Seit 70 Jahren versucht der Europäische Rat für Kernforschung (CERN), die Geheimnisse des Universums zu entschlüsseln. Ein Rückblick auf die Geschichte dieses internationalen Instituts, das am Sonntag sieben Jahrzehnte voller Entdeckungen, aber auch Kontroversen feiert.
Zu Beginn der 1950er Jahre erholte sich Europa kaum vom Zweiten Weltkrieg. Der wissenschaftlichen Forschung geht es schlecht, und ihre Talente wandern in die Vereinigten Staaten ab.
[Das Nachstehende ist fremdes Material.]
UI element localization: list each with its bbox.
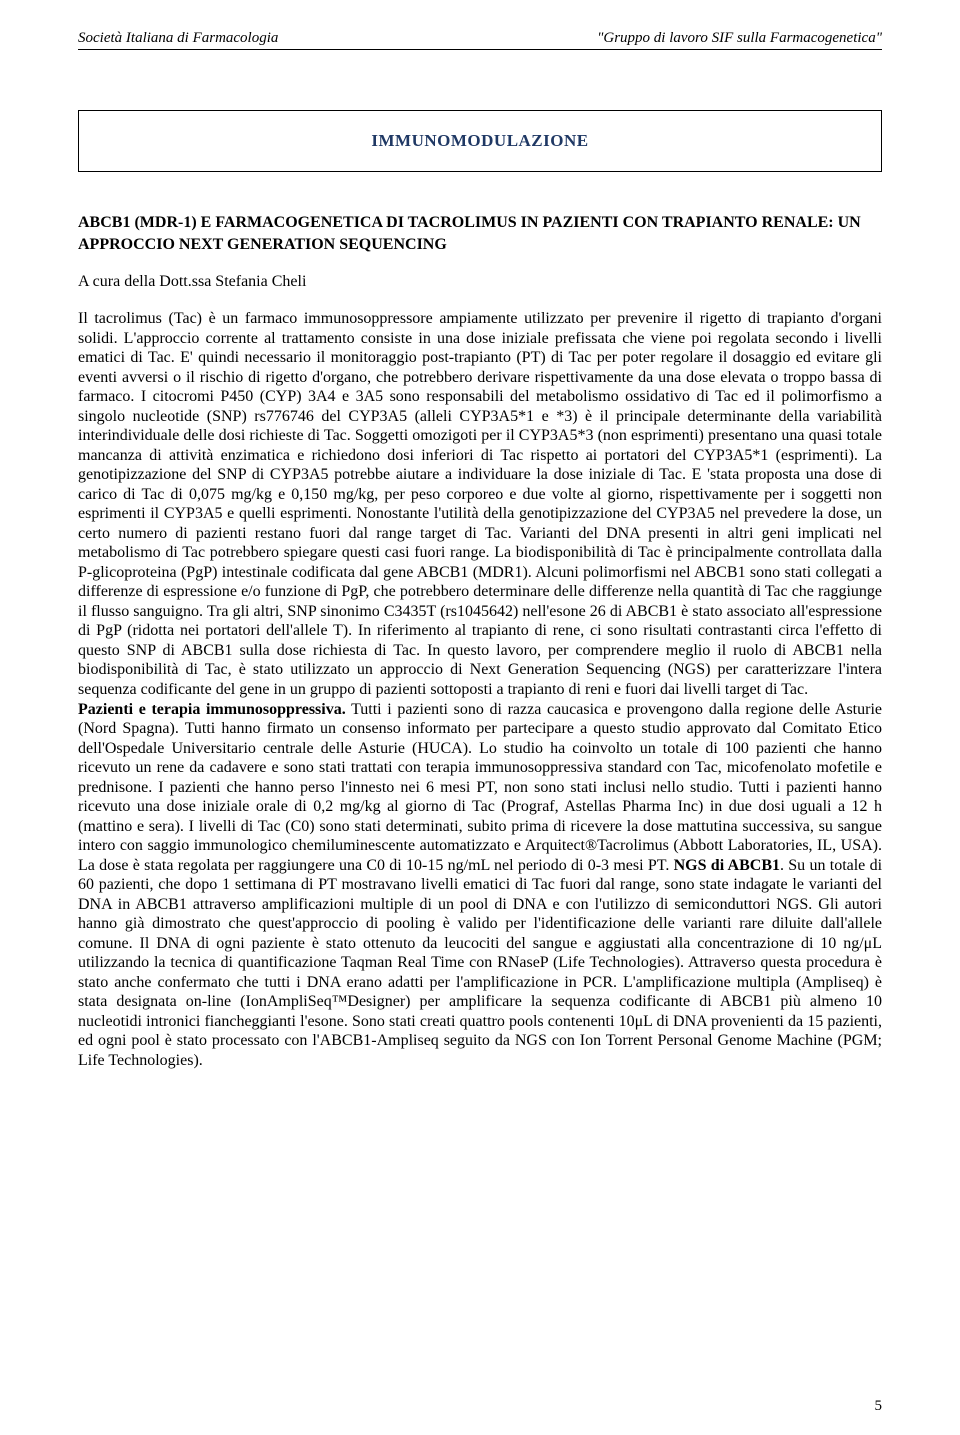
section-label: IMMUNOMODULAZIONE	[371, 131, 588, 150]
author-line: A cura della Dott.ssa Stefania Cheli	[78, 273, 882, 291]
page-number: 5	[875, 1398, 883, 1415]
article-body: Il tacrolimus (Tac) è un farmaco immunos…	[78, 309, 882, 1070]
header-left: Società Italiana di Farmacologia	[78, 30, 278, 47]
page: Società Italiana di Farmacologia "Gruppo…	[0, 0, 960, 1435]
running-header: Società Italiana di Farmacologia "Gruppo…	[78, 30, 882, 50]
header-right: "Gruppo di lavoro SIF sulla Farmacogenet…	[597, 30, 882, 47]
article-title: ABCB1 (MDR-1) E FARMACOGENETICA DI TACRO…	[78, 212, 882, 255]
section-title-box: IMMUNOMODULAZIONE	[78, 110, 882, 172]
Aber auch Europa will seine Teilchenbeschleuniger. Der Europäische Rat für Kernforschung (CERN) wurde 1954 in der Genfer Gemeinde Meyrin gegründet.
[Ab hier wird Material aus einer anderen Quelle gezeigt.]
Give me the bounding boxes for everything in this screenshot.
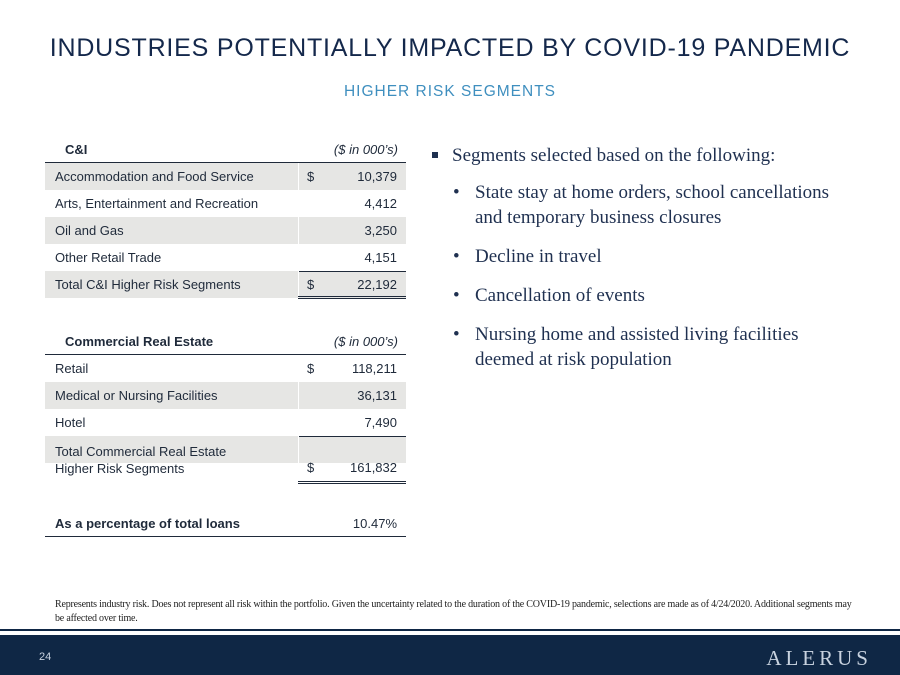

Damals war die Atomkraft beängstigend, weil das Trauma der Atombombe akut war. „Für CERN war es fast eine Katastrophe. „Wir haben gemerkt, dass Organisationen wie zum Beispiel das Rote Kreuz Angst hatten“, erinnert sich CERN-Gründer Pierre Roger in einem RTS-Archiv aus dem Jahr 1986.
„Es ist uns gelungen, ihnen verständlich zu machen, dass es überhaupt nicht um die Herstellung von Reaktoren und Atombomben geht, sondern um sehr energiereiche Teilchen.“
Die Schweiz wurde aufgrund ihrer Lage im Zentrum Europas und ihrer Neutralität im Kontext des Kalten Krieges zwischen den Vereinigten Staaten und der UdSSR als Standort für dieses internationale Labor ausgewählt.
Die Entdeckung des Higgs-Bosons
1957 wurde der erste Teilchenbeschleuniger, das Synchrozyklotron, in Betrieb genommen. Es werden weitere immer größere und leistungsfähigere Beschleuniger folgen, deren Aufgabe es ist, Kollisionen zwischen mit Höchstgeschwindigkeit zirkulierenden Teilchen zu erzeugen, um die Zusammensetzung der Materie und die Entwicklung des Universums besser zu verstehen.
Der riesige LHC, ein 27 Kilometer langer unterirdischer Ring, wurde 2008 eingeweiht. Sein Start war von Ängsten umgeben, und es kursierten Gerüchte über die mögliche Entstehung eines Schwarzen Lochs, das die Welt verschlingen würde. Am Ende kein Schwarzes Loch, sondern eine außergewöhnliche Entdeckung im Jahr 2012: das Higgs-Boson.
>> Lesen Sie zum Higgs-Boson: Das Higgs-Boson verhält sich wie theoretisch vorhergesagt
Das Teilchen ist nach dem Urknall für die Entstehung der Materie und damit des Lebens verantwortlich. Peter Higgs, einer der Wissenschaftler, die seine Existenz theoretisierten, sagte, er sei „schockiert“ über diese Entdeckung. „Ich kann nicht glauben, dass das in meinem Leben passieren könnte.“ Da er im vergangenen April verstorben ist, wird er die Fortsetzung der Forschung zum Boson nicht mehr erleben.
>> Noch einmal lesen: Peter Higgs, Nobelpreisträger für Physik, der einem Teilchen seinen Namen gab, ist im Alter von 94 Jahren gestorben
Ein gigantisches Projekt
Auch heute noch ist CERN bestrebt, die Geheimnisse des Universums zu entschlüsseln. Bis 2045 soll im Genfer und französischen Untergrund ein neuer Teilchenbeschleuniger mit einer Länge von 91 Kilometern gebaut werden, der Future Circular Collider (FCC).
Wie schon vor 30 Jahren wird der Gigantismus des Projekts kritisiert. Die ökologischen und wirtschaftlichen Auswirkungen wecken Ängste in der Bevölkerung.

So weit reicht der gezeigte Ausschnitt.